Magnus did not doubt her ability to do exactly as she said. He believed that Blantyres would be left in good hands.
“I am no man of affairs, as you know, Ellen. I do not doubt, however, that there will be many who assume that I will be the guiding light, permitting you to act as figurehead from doting kindness. Despite the example of the Empress Cixi here, and of Her Majesty at home, there are so many who do not accept that a lady can possess and use a brain!”
She agreed, knowing already that he was honest in that comment.

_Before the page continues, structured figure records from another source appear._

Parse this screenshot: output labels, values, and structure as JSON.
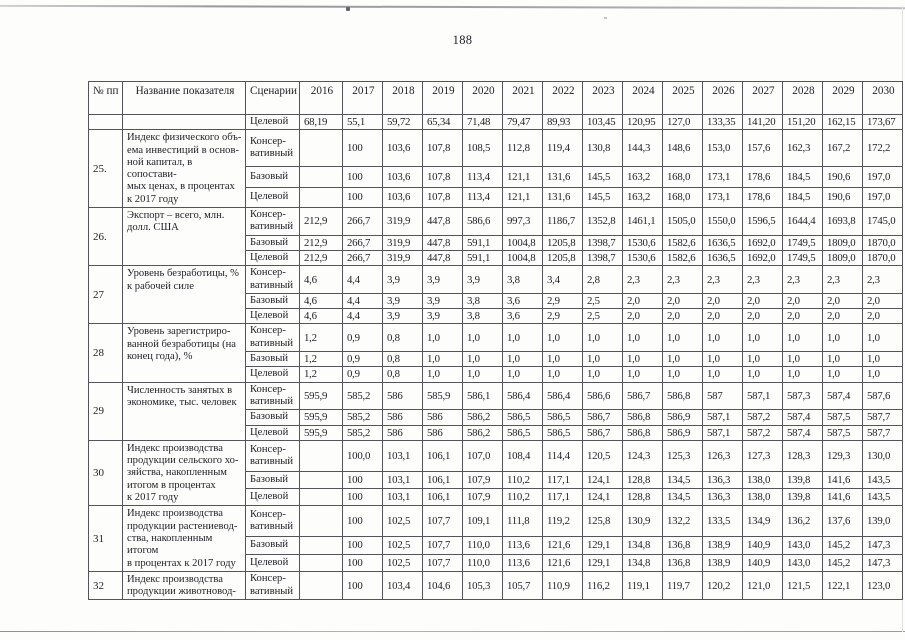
{
  "page": {
    "number": "188"
  },
  "table": {
    "headers": {
      "num": "№ пп",
      "name": "Название показателя",
      "scenario": "Сценарии",
      "years": [
        "2016",
        "2017",
        "2018",
        "2019",
        "2020",
        "2021",
        "2022",
        "2023",
        "2024",
        "2025",
        "2026",
        "2027",
        "2028",
        "2029",
        "2030"
      ]
    },
    "rows": [
      {
        "num": "",
        "name": "",
        "scenarios": [
          {
            "label": "Целевой",
            "values": [
              "68,19",
              "55,1",
              "59,72",
              "65,34",
              "71,48",
              "79,47",
              "89,93",
              "103,45",
              "120,95",
              "127,0",
              "133,35",
              "141,20",
              "151,20",
              "162,15",
              "173,67"
            ]
          }
        ]
      },
      {
        "num": "25.",
        "name": "Индекс физического объ-\nема инвестиций в основ-\nной капитал, в сопостави-\nмых ценах, в процентах\nк 2017 году",
        "scenarios": [
          {
            "label": "Консер-\nвативный",
            "values": [
              "",
              "100",
              "103,6",
              "107,8",
              "108,5",
              "112,8",
              "119,4",
              "130,8",
              "144,3",
              "148,6",
              "153,0",
              "157,6",
              "162,3",
              "167,2",
              "172,2"
            ]
          },
          {
            "label": "Базовый",
            "values": [
              "",
              "100",
              "103,6",
              "107,8",
              "113,4",
              "121,1",
              "131,6",
              "145,5",
              "163,2",
              "168,0",
              "173,1",
              "178,6",
              "184,5",
              "190,6",
              "197,0"
            ]
          },
          {
            "label": "Целевой",
            "values": [
              "",
              "100",
              "103,6",
              "107,8",
              "113,4",
              "121,1",
              "131,6",
              "145,5",
              "163,2",
              "168,0",
              "173,1",
              "178,6",
              "184,5",
              "190,6",
              "197,0"
            ]
          }
        ]
      },
      {
        "num": "26.",
        "name": "Экспорт – всего, млн.\nдолл. США",
        "scenarios": [
          {
            "label": "Консер-\nвативный",
            "values": [
              "212,9",
              "266,7",
              "319,9",
              "447,8",
              "586,6",
              "997,3",
              "1186,7",
              "1352,8",
              "1461,1",
              "1505,0",
              "1550,0",
              "1596,5",
              "1644,4",
              "1693,8",
              "1745,0"
            ]
          },
          {
            "label": "Базовый",
            "values": [
              "212,9",
              "266,7",
              "319,9",
              "447,8",
              "591,1",
              "1004,8",
              "1205,8",
              "1398,7",
              "1530,6",
              "1582,6",
              "1636,5",
              "1692,0",
              "1749,5",
              "1809,0",
              "1870,0"
            ]
          },
          {
            "label": "Целевой",
            "values": [
              "212,9",
              "266,7",
              "319,9",
              "447,8",
              "591,1",
              "1004,8",
              "1205,8",
              "1398,7",
              "1530,6",
              "1582,6",
              "1636,5",
              "1692,0",
              "1749,5",
              "1809,0",
              "1870,0"
            ]
          }
        ]
      },
      {
        "num": "27",
        "name": "Уровень безработицы, %\nк рабочей силе",
        "scenarios": [
          {
            "label": "Консер-\nвативный",
            "values": [
              "4,6",
              "4,4",
              "3,9",
              "3,9",
              "3,9",
              "3,8",
              "3,4",
              "2,8",
              "2,3",
              "2,3",
              "2,3",
              "2,3",
              "2,3",
              "2,3",
              "2,3"
            ]
          },
          {
            "label": "Базовый",
            "values": [
              "4,6",
              "4,4",
              "3,9",
              "3,9",
              "3,8",
              "3,6",
              "2,9",
              "2,5",
              "2,0",
              "2,0",
              "2,0",
              "2,0",
              "2,0",
              "2,0",
              "2,0"
            ]
          },
          {
            "label": "Целевой",
            "values": [
              "4,6",
              "4,4",
              "3,9",
              "3,9",
              "3,8",
              "3,6",
              "2,9",
              "2,5",
              "2,0",
              "2,0",
              "2,0",
              "2,0",
              "2,0",
              "2,0",
              "2,0"
            ]
          }
        ]
      },
      {
        "num": "28",
        "name": "Уровень зарегистриро-\nванной безработицы (на\nконец года), %",
        "scenarios": [
          {
            "label": "Консер-\nвативный",
            "values": [
              "1,2",
              "0,9",
              "0,8",
              "1,0",
              "1,0",
              "1,0",
              "1,0",
              "1,0",
              "1,0",
              "1,0",
              "1,0",
              "1,0",
              "1,0",
              "1,0",
              "1,0"
            ]
          },
          {
            "label": "Базовый",
            "values": [
              "1,2",
              "0,9",
              "0,8",
              "1,0",
              "1,0",
              "1,0",
              "1,0",
              "1,0",
              "1,0",
              "1,0",
              "1,0",
              "1,0",
              "1,0",
              "1,0",
              "1,0"
            ]
          },
          {
            "label": "Целевой",
            "values": [
              "1,2",
              "0,9",
              "0,8",
              "1,0",
              "1,0",
              "1,0",
              "1,0",
              "1,0",
              "1,0",
              "1,0",
              "1,0",
              "1,0",
              "1,0",
              "1,0",
              "1,0"
            ]
          }
        ]
      },
      {
        "num": "29",
        "name": "Численность занятых в\nэкономике, тыс. человек",
        "scenarios": [
          {
            "label": "Консер-\nвативный",
            "values": [
              "595,9",
              "585,2",
              "586",
              "585,9",
              "586,1",
              "586,4",
              "586,4",
              "586,6",
              "586,7",
              "586,8",
              "587",
              "587,1",
              "587,3",
              "587,4",
              "587,6"
            ]
          },
          {
            "label": "Базовый",
            "values": [
              "595,9",
              "585,2",
              "586",
              "586",
              "586,2",
              "586,5",
              "586,5",
              "586,7",
              "586,8",
              "586,9",
              "587,1",
              "587,2",
              "587,4",
              "587,5",
              "587,7"
            ]
          },
          {
            "label": "Целевой",
            "values": [
              "595,9",
              "585,2",
              "586",
              "586",
              "586,2",
              "586,5",
              "586,5",
              "586,7",
              "586,8",
              "586,9",
              "587,1",
              "587,2",
              "587,4",
              "587,5",
              "587,7"
            ]
          }
        ]
      },
      {
        "num": "30",
        "name": "Индекс производства\nпродукции сельского хо-\nзяйства, накопленным\nитогом в процентах\nк 2017 году",
        "scenarios": [
          {
            "label": "Консер-\nвативный",
            "values": [
              "",
              "100,0",
              "103,1",
              "106,1",
              "107,0",
              "108,4",
              "114,4",
              "120,5",
              "124,3",
              "125,3",
              "126,3",
              "127,3",
              "128,3",
              "129,3",
              "130,0"
            ]
          },
          {
            "label": "Базовый",
            "values": [
              "",
              "100",
              "103,1",
              "106,1",
              "107,9",
              "110,2",
              "117,1",
              "124,1",
              "128,8",
              "134,5",
              "136,3",
              "138,0",
              "139,8",
              "141,6",
              "143,5"
            ]
          },
          {
            "label": "Целевой",
            "values": [
              "",
              "100",
              "103,1",
              "106,1",
              "107,9",
              "110,2",
              "117,1",
              "124,1",
              "128,8",
              "134,5",
              "136,3",
              "138,0",
              "139,8",
              "141,6",
              "143,5"
            ]
          }
        ]
      },
      {
        "num": "31",
        "name": "Индекс производства\nпродукции растениевод-\nства, накопленным итогом\nв процентах к 2017 году",
        "scenarios": [
          {
            "label": "Консер-\nвативный",
            "values": [
              "",
              "100",
              "102,5",
              "107,7",
              "109,1",
              "111,8",
              "119,2",
              "125,8",
              "130,9",
              "132,2",
              "133,5",
              "134,9",
              "136,2",
              "137,6",
              "139,0"
            ]
          },
          {
            "label": "Базовый",
            "values": [
              "",
              "100",
              "102,5",
              "107,7",
              "110,0",
              "113,6",
              "121,6",
              "129,1",
              "134,8",
              "136,8",
              "138,9",
              "140,9",
              "143,0",
              "145,2",
              "147,3"
            ]
          },
          {
            "label": "Целевой",
            "values": [
              "",
              "100",
              "102,5",
              "107,7",
              "110,0",
              "113,6",
              "121,6",
              "129,1",
              "134,8",
              "136,8",
              "138,9",
              "140,9",
              "143,0",
              "145,2",
              "147,3"
            ]
          }
        ]
      },
      {
        "num": "32",
        "name": "Индекс производства\nпродукции животновод-",
        "scenarios": [
          {
            "label": "Консер-\nвативный",
            "values": [
              "",
              "100",
              "103,4",
              "104,6",
              "105,3",
              "105,7",
              "110,9",
              "116,2",
              "119,1",
              "119,7",
              "120,2",
              "121,0",
              "121,5",
              "122,1",
              "123,0"
            ]
          }
        ]
      }
    ]
  }
}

She was pleased, she found, that she had wed a man who could actually accept that a woman could be able in public life. She wondered if there was another naval officer of like belief; she doubted it.
“What does the Senior Naval Officer in Shanghai actually do, Magnus? If you are given the post, what will be expected of you?”
Magnus laughed scornfully.
“If one’s name is Erskine, then one does as little as is possible. The post can demand nothing, if one is willing to let it. Ensure that there are stocks of bunker coal and that the officers posted to Shanghai do their jobs – keep the dockyard awake and check that the Quartermaster is alert. That can take an hour a day, if one wishes. That allows time for a breakfast and then a snack at eleven, followed by a luncheon and an afternoon siesta before four o’clock tea which leads one inexorably to dinner and a bottle thereafter. For such as Erskine, there are too few hours in the day to allow for all the meals that are essential to one’s well-being.”